What are the deliverables for a data scientist?

analytics
data_science

#1

I would like to know what are the deliverables for a data scientist?
For example, if they created a model based using decision tree, how that model will be deployed?


#2

More than how, the deliverable is what is that model solving and if its remotely related to the problem in hand. How is just means to get it done.

I mean, the deliverable is what more than How? How just look at the stack and find the best solution to implement the model as long as what is addressed.

Shivaa


#3

Thanks @shivaacc!

Actually my query was suppose a data scientist has crated a model and the model is working perfectly on test data set.
How that module will be helpful?
Is business going to implement that model in their IT solution?
Or suppose a new data item come, then the model will be applied on that item.


#4

When you relook at what the model does its basically generating a probable(probability) value for say an observation. The model is meant to statistically help you guess with maximum accuracy, so you prepare. You will know what you are trying to guess. And this will also help you

So usually the data you work with is either a subset of actual data or the actual data available upto that period of time. You use actual historical data to create a model in general.

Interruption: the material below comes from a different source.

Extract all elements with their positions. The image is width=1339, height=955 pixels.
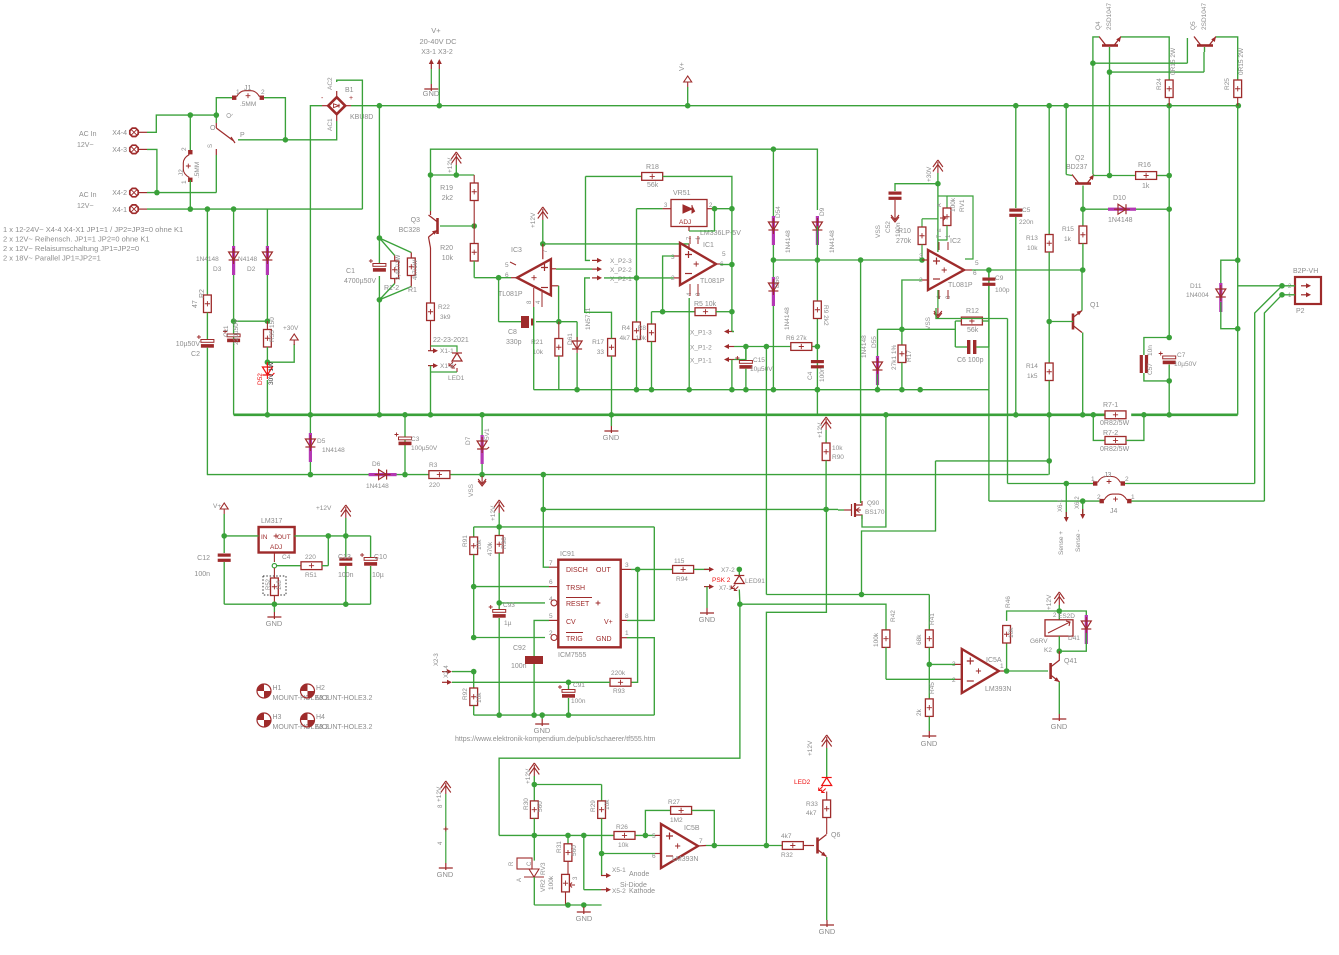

Lets consider that to be version 1. Usually you try to run your model on current data and you will realize accuracy goes for a toss. You simply use this new information to start tuning your model with an aim to increase accuracy.

In all practical sense you need to understand models are not developed in factory and simply fit into a data set. Instead structure of model is usually created in the factory. It helps you speed things when you work on actual data. But there is always lots of work is required even after the first creation.

If you do create a dynamic model that learns on its own and the data, you are talking high end AI range models :slight_smile: but even that will require major tweaking if not created on actual data set or major time.

Hope this helps

Shivaa


#5

Hi @shivaacc ,

thanks for replying. It is very helpful.

Regards,
Animesh


#6

@animeshdevarshi

In a business environment, things like model interpretability, relevance of the features created are also important and not only the result on the test score.

Your score might be perfect on the test set. But is the evaluation metric you have chosen is the best possible for the given business situation? How much time does your model take to train? Is your model generalized? Things like this matter as well other than accuracy.

Netflix challange is a classic example of this.


#7

Thanks @sauravkaushik8 for this useful information.